On Thu, Oct 30, 2014 at 1:48 AM, rupert THURNER rupert.thurner@gmail.com wrote:
The license is clear, and wmf is an expert in these licenses . So a previous trademark is void in the respect where it restricts what is defined in the license?
Rupert
I'm sorry, I don't completely understand the question but if I understand it correctly: I do in fact believe that they are experts in these licenses and do in fact know what they are doing here. However copyright law and trademark law are completely independent, you can very easily be allowed to do something under copyright law and not allowed to do it under trademark law (and vice versa) these are completely and utterly independent.
The relicensing of the logos (under copyright law) does not affect the trademark policy or any of the Wikimedia Foundation's rights under trademark law... at all. This is just like the fact that the coca-cola logo may or may not be Public Domain copyright wise does not mean that someone can make a soda, slap the coca-cola logo on it and be safe (or, in fact, sell almost anything with the coca-cola logo on it because it's so widely recognized that it would be confusing even outside of the soda sphere).
Just as an example to be clear: I don't think i've ever seen the foundation send a takedown to someone using our logos under copyright law, they were always sent because someone was abusing the trademark (pretending to be something official for example). Nothing changes about these takedowns, they are still completely enforceable and completely legitimate.

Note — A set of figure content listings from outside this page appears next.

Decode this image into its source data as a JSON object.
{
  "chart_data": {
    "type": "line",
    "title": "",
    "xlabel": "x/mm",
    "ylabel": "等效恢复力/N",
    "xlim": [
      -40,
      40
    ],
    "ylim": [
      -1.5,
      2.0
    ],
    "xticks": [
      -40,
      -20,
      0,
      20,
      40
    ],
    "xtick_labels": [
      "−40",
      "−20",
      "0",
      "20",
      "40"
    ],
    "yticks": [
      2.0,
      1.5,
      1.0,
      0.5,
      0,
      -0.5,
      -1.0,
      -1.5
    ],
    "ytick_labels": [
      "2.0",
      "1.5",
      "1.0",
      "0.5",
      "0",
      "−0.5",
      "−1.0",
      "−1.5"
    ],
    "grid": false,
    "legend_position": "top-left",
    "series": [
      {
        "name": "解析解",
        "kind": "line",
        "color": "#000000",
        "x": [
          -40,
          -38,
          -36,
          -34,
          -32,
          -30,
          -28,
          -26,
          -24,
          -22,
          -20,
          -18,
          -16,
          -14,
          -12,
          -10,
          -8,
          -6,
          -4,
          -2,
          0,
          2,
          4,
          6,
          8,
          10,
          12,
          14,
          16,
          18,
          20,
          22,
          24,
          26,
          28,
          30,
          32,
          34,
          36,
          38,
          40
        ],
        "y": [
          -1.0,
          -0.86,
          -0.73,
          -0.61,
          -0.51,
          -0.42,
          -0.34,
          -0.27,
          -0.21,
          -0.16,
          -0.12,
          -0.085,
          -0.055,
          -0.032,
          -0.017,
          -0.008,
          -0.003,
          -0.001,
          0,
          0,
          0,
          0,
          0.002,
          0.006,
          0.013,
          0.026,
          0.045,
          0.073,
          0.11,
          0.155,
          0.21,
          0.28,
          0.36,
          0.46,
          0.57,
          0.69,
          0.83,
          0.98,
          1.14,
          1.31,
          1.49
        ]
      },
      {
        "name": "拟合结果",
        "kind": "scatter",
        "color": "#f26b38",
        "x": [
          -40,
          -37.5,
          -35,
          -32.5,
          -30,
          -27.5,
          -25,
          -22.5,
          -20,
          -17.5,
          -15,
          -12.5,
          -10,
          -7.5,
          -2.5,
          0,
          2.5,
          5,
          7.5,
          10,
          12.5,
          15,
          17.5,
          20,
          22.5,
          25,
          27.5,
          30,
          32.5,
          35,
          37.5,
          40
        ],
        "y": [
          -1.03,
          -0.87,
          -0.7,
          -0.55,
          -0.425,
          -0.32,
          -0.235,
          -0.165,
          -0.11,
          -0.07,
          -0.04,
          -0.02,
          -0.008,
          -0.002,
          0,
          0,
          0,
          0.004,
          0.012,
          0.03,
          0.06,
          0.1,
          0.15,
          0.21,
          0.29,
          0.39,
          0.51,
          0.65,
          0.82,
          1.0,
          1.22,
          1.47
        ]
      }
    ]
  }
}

There is no doubt that the distinction between copyright and trademark law can confuse (this is one of the reasons most organizations, including Creative Commons as I said earlier, keep the copyright more restricted) especially since they often use very similar terms (license, intellectual property, registration etc) but in the end it's fairly simple: they do not affect each other. Whether something is copyrighted (or even copyrightable) is completely independent, and unrelated, to whether it is trademarked (or trademarkable).